[Principal Perry is searching students for banned items]
Bree: [pointedly while presenting her backpack] You're not gonna want anything in here. It's just stuff that improves your hygiene and appearance.
Principal Perry: Mocking my porcelain Irish skin? Back of the line, princess.
Leo: Why, hello there. And how are my highly qualified and underpaid educational leaders doing today?
Adam: Ugh! This hot dog's not even hot! And don't get me started on the fact that it's not even a dog!
Tasha Davenport: I will have you know that Leo has been an exemplary student this year.
Donald Davenport: [scoffing] Who told you that?
Tasha Davenport: Leo.
Chase Davenport: Everyone, just stay calm.
Bree: We ARE calm.
Chase Davenport: WELL, YOU SHOULDN'T BE! WE'RE IN CRISIS!
Tasha Davenport: Leo, what were you doing sneaking in to this nice woman's office?
Leo: Well, I wasn't sneaking into a NICE woman's office.
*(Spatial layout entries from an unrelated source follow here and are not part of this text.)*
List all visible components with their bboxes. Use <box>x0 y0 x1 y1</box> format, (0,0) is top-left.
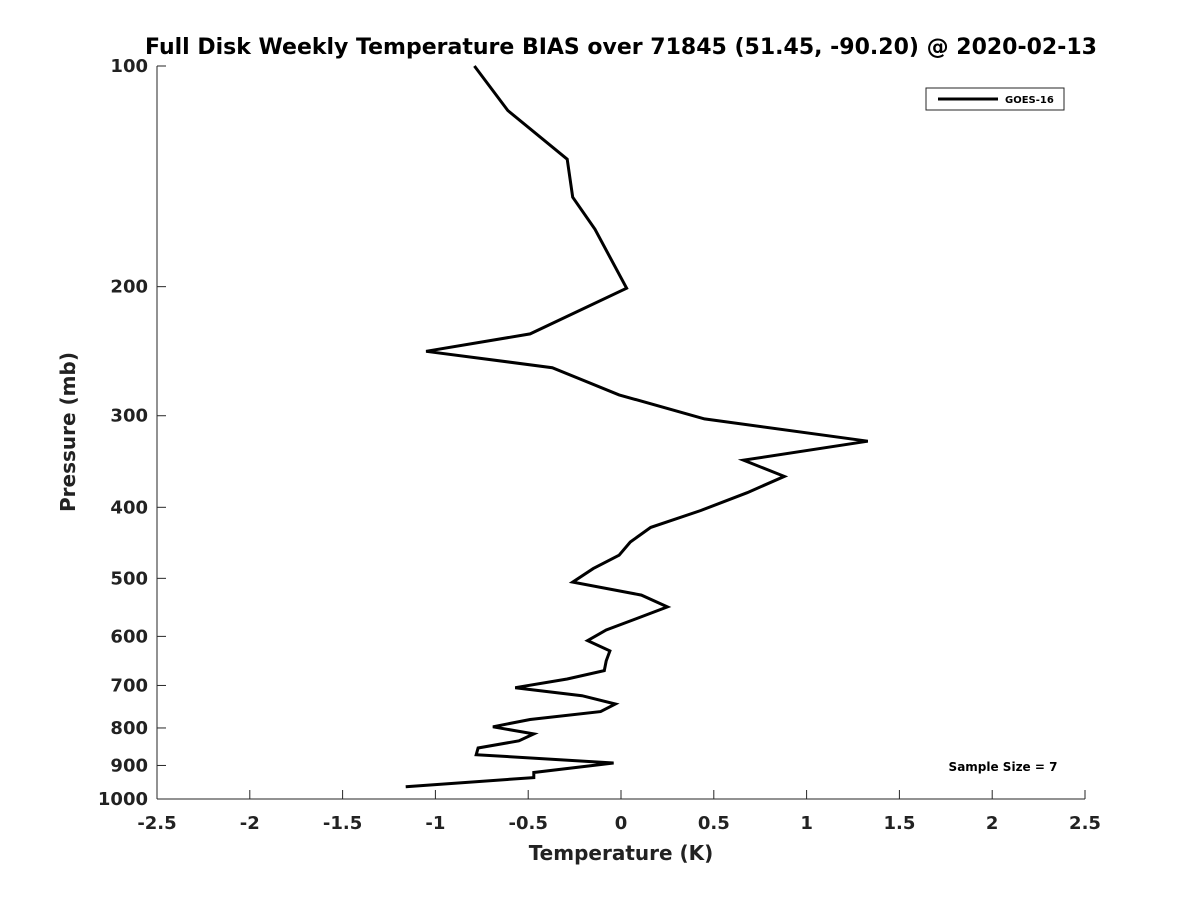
x-tick-label: -0.5 <box>509 813 548 834</box>
chart-title: Full Disk Weekly Temperature BIAS over 7… <box>145 35 1097 60</box>
y-tick-label: 300 <box>110 406 148 427</box>
legend: GOES-16 <box>925 87 1065 111</box>
legend-label-goes-16: GOES-16 <box>1005 95 1054 106</box>
y-tick-label: 600 <box>110 626 148 647</box>
y-tick-label: 100 <box>110 56 148 77</box>
x-tick-label: -1 <box>425 813 445 834</box>
y-tick-label: 900 <box>110 755 148 776</box>
x-tick-label: -2 <box>240 813 260 834</box>
x-tick-label: -1.5 <box>323 813 362 834</box>
x-tick-label: 1.5 <box>883 813 915 834</box>
series-group <box>405 65 869 789</box>
x-tick-label: 0 <box>615 813 628 834</box>
y-tick-label: 1000 <box>98 789 148 810</box>
y-tick-label: 500 <box>110 568 148 589</box>
x-tick-label: -2.5 <box>137 813 176 834</box>
x-tick-label: 2.5 <box>1069 813 1101 834</box>
y-tick-label: 800 <box>110 718 148 739</box>
x-tick-label: 0.5 <box>698 813 730 834</box>
x-ticks: -2.5 -2 -1.5 -1 -0.5 0 0.5 1 1.5 2 2.5 <box>137 790 1101 834</box>
y-tick-label: 400 <box>110 497 148 518</box>
series-line-goes-16 <box>405 65 869 789</box>
y-axis-label: Pressure (mb) <box>56 352 80 512</box>
y-tick-label: 700 <box>110 675 148 696</box>
x-axis-label: Temperature (K) <box>529 841 714 865</box>
y-tick-label: 200 <box>110 277 148 298</box>
sample-size-annotation: Sample Size = 7 <box>949 760 1058 774</box>
y-ticks: 100 200 300 400 500 600 700 800 900 1000 <box>98 56 166 810</box>
x-tick-label: 1 <box>800 813 813 834</box>
x-tick-label: 2 <box>986 813 999 834</box>
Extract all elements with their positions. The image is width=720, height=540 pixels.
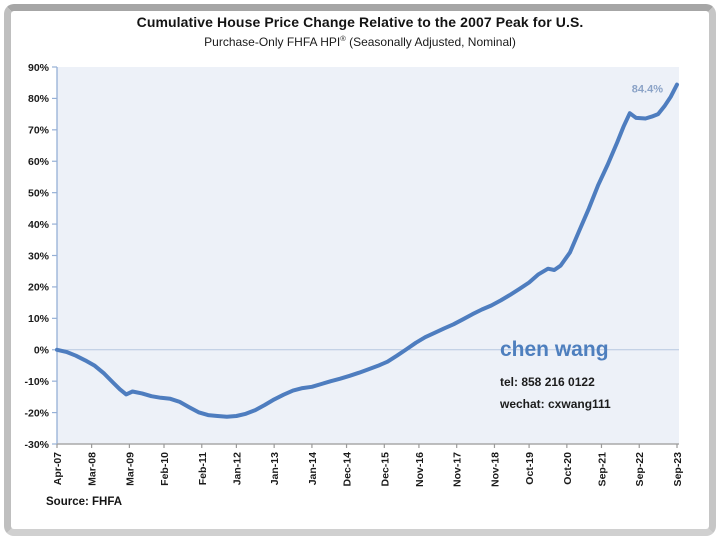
y-tick-label: 50%	[28, 187, 50, 199]
watermark: chen wang tel: 858 216 0122 wechat: cxwa…	[500, 338, 611, 411]
watermark-wechat: wechat: cxwang111	[500, 397, 611, 411]
plot-area	[57, 67, 679, 444]
x-tick-label: Jan-14	[307, 452, 319, 485]
x-tick-label: Dec-15	[379, 452, 391, 487]
x-tick-label: Sep-21	[596, 452, 608, 487]
x-tick-label: Oct-19	[524, 452, 536, 485]
y-tick-label: 30%	[28, 250, 50, 262]
y-tick-label: -10%	[24, 376, 49, 388]
chart-subtitle: Purchase-Only FHFA HPI® (Seasonally Adju…	[0, 34, 720, 49]
y-axis: 90% 80% 70% 60% 50% 40% 30% 20% 10% 0% -10% -20% -30…	[24, 62, 58, 451]
x-tick-label: Nov-17	[452, 452, 464, 487]
x-axis: Apr-07 Mar-08 Mar-09 Feb-10 Feb-11 Jan-12 Jan-…	[52, 443, 684, 487]
watermark-phone: tel: 858 216 0122	[500, 375, 595, 389]
registered-trademark-symbol: ®	[340, 34, 346, 43]
y-tick-label: 20%	[28, 282, 50, 294]
x-tick-label: Mar-09	[124, 452, 136, 486]
house-price-line-chart: 90% 80% 70% 60% 50% 40% 30% 20% 10% 0% -10% -20% -30…	[24, 62, 684, 487]
subtitle-rest: (Seasonally Adjusted, Nominal)	[345, 35, 516, 49]
peak-value-annotation: 84.4%	[632, 84, 663, 96]
chart-title: Cumulative House Price Change Relative t…	[136, 14, 584, 30]
y-tick-label: 0%	[34, 345, 50, 357]
x-tick-label: Feb-11	[197, 452, 209, 485]
x-tick-label: Nov-16	[414, 452, 426, 487]
hpi-series-line	[55, 82, 679, 419]
source-note: Source: FHFA	[46, 496, 123, 508]
x-tick-label: Feb-10	[159, 452, 171, 486]
x-tick-label: Sep-23	[672, 452, 684, 487]
x-tick-label: Jan-12	[231, 452, 243, 485]
y-tick-label: 70%	[28, 125, 50, 137]
x-tick-label: Apr-07	[52, 452, 64, 485]
y-tick-label: -20%	[24, 407, 49, 419]
x-tick-label: Dec-14	[342, 452, 354, 487]
y-tick-label: 10%	[28, 313, 50, 325]
x-tick-label: Nov-18	[489, 452, 501, 487]
y-tick-label: 80%	[28, 93, 50, 105]
x-tick-label: Oct-20	[562, 452, 574, 485]
x-tick-label: Sep-22	[634, 452, 646, 487]
y-tick-label: 40%	[28, 219, 50, 231]
subtitle-main: Purchase-Only FHFA HPI	[204, 35, 341, 49]
y-tick-label: -30%	[24, 439, 49, 451]
y-tick-label: 90%	[28, 62, 50, 74]
y-tick-label: 60%	[28, 156, 50, 168]
watermark-name: chen wang	[500, 338, 609, 361]
x-tick-label: Mar-08	[87, 452, 99, 486]
x-tick-label: Jan-13	[269, 452, 281, 485]
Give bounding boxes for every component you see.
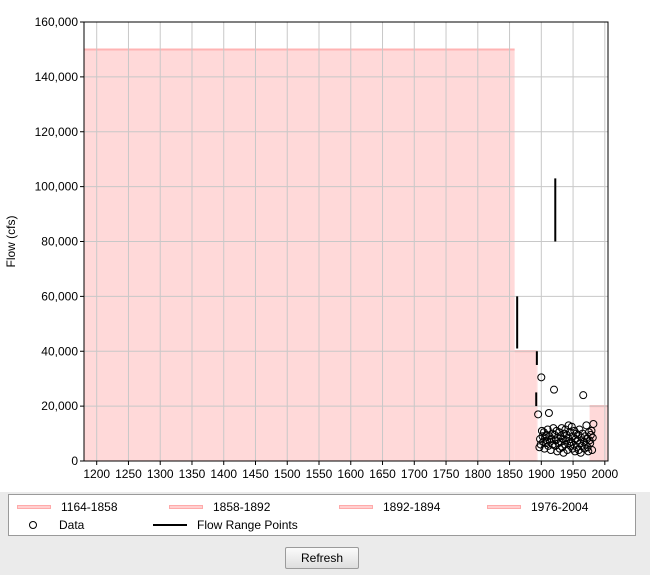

I was sneaking into HER office.
Adam: [bursting onto the principal's office] Bree, what is taking so long... ah, I mean - oops! - this isn't the men's room.
Principal Perry: Why would I be sitting in the men's room?
Chase Davenport: Because anything else would be unladylike.
Donald Davenport: [detained in the principal's office] Quick! Crush that hard drive!
Adam: But you told us "Never use bionics in school."
Donald Davenport: And YET... here we are, so forget what I said and CRUSH IT!
Chase Davenport: What the heck is Parent/Teacher Night?
Leo: It's when teachers tell your parents every bad thing you've done - forgetting homework, skipping class, staging a protest for better bathroom soap. Don't look at me like that. You're all benefitting from my rebellion.